This morning I picked up the Catechism and was reading out of the Life in Christ section (Part Three-§1691). By the way, the Catechism is such a great resource for the spiritual life. Pick it up and open it. Read what is before you. You might be surprised what you will find.
Here is what I read today:
All bow down before wealth. Wealth is that to which the multitude of men pay an instinctive homage. They measure happiness by wealth; and by wealth they measure respectability. ... It is a homage resulting from a profound faith ... that with wealth he may do all things. Wealth is one idol of the day and notoriety is a second. ... Notoriety, or the making of a noise in the world — it may be called "newspaper fame" — has come to be considered a great good in itself, and a ground of veneration. -John Henry Cardinal Newman
Newman was screaming into the void. Newman wrote this in the early 1900s. The message holds true today. The message that the culture screams and demands of us is to worship MONEY and its neurotic little sibling—FAME. These are aren’t just habits but liturgies. Rituals. Daily devotions to the altar of “hey, look at me” and “give me more…I want more.”

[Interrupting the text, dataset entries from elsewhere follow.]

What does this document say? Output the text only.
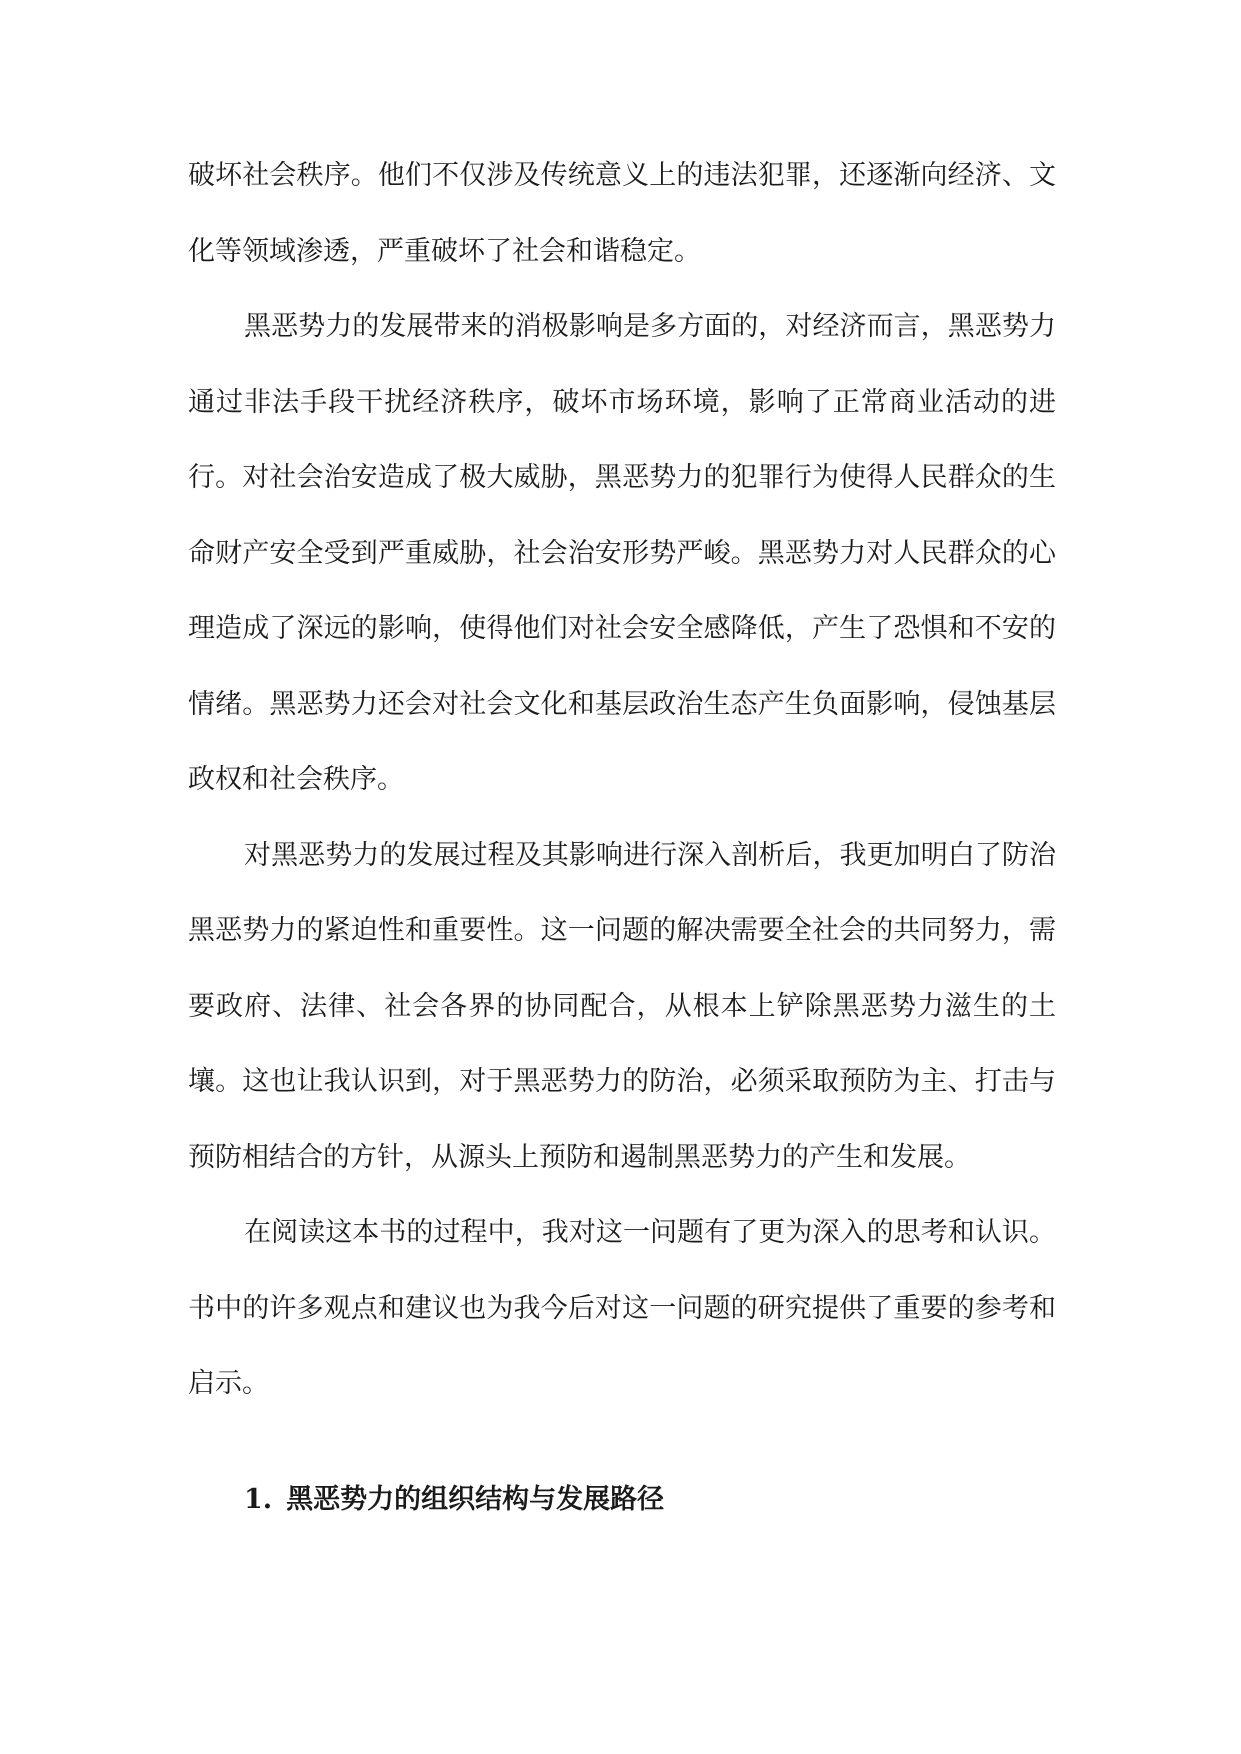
破坏社会秩序。他们不仅涉及传统意义上的违法犯罪，还逐渐向经济、文化等领域渗透，严重破坏了社会和谐稳定。

黑恶势力的发展带来的消极影响是多方面的，对经济而言，黑恶势力通过非法手段干扰经济秩序，破坏市场环境，影响了正常商业活动的进行。对社会治安造成了极大威胁，黑恶势力的犯罪行为使得人民群众的生命财产安全受到严重威胁，社会治安形势严峻。黑恶势力对人民群众的心理造成了深远的影响，使得他们对社会安全感降低，产生了恐惧和不安的情绪。黑恶势力还会对社会文化和基层政治生态产生负面影响，侵蚀基层政权和社会秩序。

对黑恶势力的发展过程及其影响进行深入剖析后，我更加明白了防治黑恶势力的紧迫性和重要性。这一问题的解决需要全社会的共同努力，需要政府、法律、社会各界的协同配合，从根本上铲除黑恶势力滋生的土壤。这也让我认识到，对于黑恶势力的防治，必须采取预防为主、打击与预防相结合的方针，从源头上预防和遏制黑恶势力的产生和发展。

在阅读这本书的过程中，我对这一问题有了更为深入的思考和认识。书中的许多观点和建议也为我今后对这一问题的研究提供了重要的参考和启示。

1. 黑恶势力的组织结构与发展路径
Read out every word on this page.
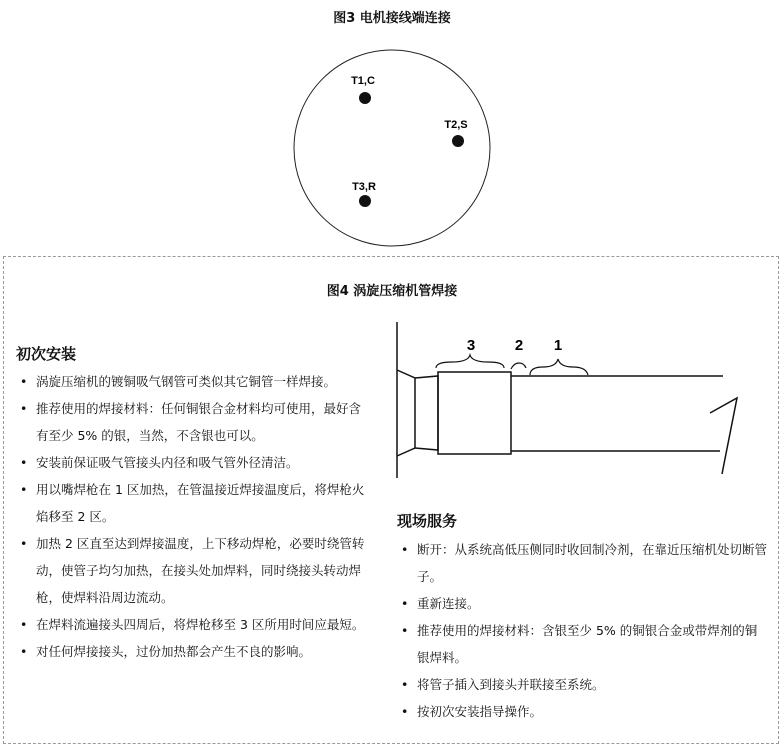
图3 电机接线端连接
T1,C
T2,S
T3,R
图4 涡旋压缩机管焊接
3	2 1
初次安装
• 涡旋压缩机的镀铜吸气钢管可类似其它铜管一样焊接。
• 推荐使用的焊接材料：任何铜银合金材料均可使用，最好含有至少 5% 的银，当然，不含银也可以。
• 安装前保证吸气管接头内径和吸气管外径清洁。
• 用以嘴焊枪在 1 区加热，在管温接近焊接温度后，将焊枪火焰移至 2 区。
• 加热 2 区直至达到焊接温度，上下移动焊枪，必要时绕管转动，使管子均匀加热，在接头处加焊料，同时绕接头转动焊枪，使焊料沿周边流动。
• 在焊料流遍接头四周后，将焊枪移至 3 区所用时间应最短。
• 对任何焊接接头，过份加热都会产生不良的影响。
现场服务
• 断开：从系统高低压侧同时收回制冷剂，在靠近压缩机处切断管子。
• 重新连接。
• 推荐使用的焊接材料：含银至少 5% 的铜银合金或带焊剂的铜银焊料。
• 将管子插入到接头并联接至系统。
• 按初次安装指导操作。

St. Paul nailed it with less flair but more clarity: “The love of money is the root of all evil.” (I Tim 6:10) Not SOME evil. All of them. Like envy dressed as ambition. Like burnout disguised as hustle. Newman calls it what it is faith. The sick kind of faith. The kind that believes the dollar can resurrect your worth and that an audience or followers equals holiness.
And fame? Fame is now virtue’s understudy. A follower count (think social media) is some moral authority or flex. It reminds me of the words of Jesus: “Beware of practicing your piety before men in order to be seen by them; for then you will have no reward from your Father who is in heaven.” (Matthew 6:1)
Maybe we all need a spiritual detox and a punch in the gut reminder that we are not our LinkedIn title, our Zillow estimate, our follower count, or the things we own or what others say about us. We are hidden with Christ in God (Col 3:3). Think about that for a second. Hidden. As in unseen. Let that truth offend our ego and then heal our soul.
Here’s the kicker. We all worship something. The question is: what’s got our knees bruised? We kneel to what we think will save us. Is it our investment portfolio? Our bank account? Our job? The spotlight? The respect or obsequious flattery we demand of others? Newman is not whispering. He is sounding the fire alarm that we can’t serve two altars. Only one of them leads to life. Maybe its time we check our heart and ask “where is my heart?” (Matthew 6:21)
May Jesus teach us that it is in poverty and obscurity that true life is found. May all of us figure out how to unplug from the algorithm of self. True life is a life in Christ that is invisible and hidden.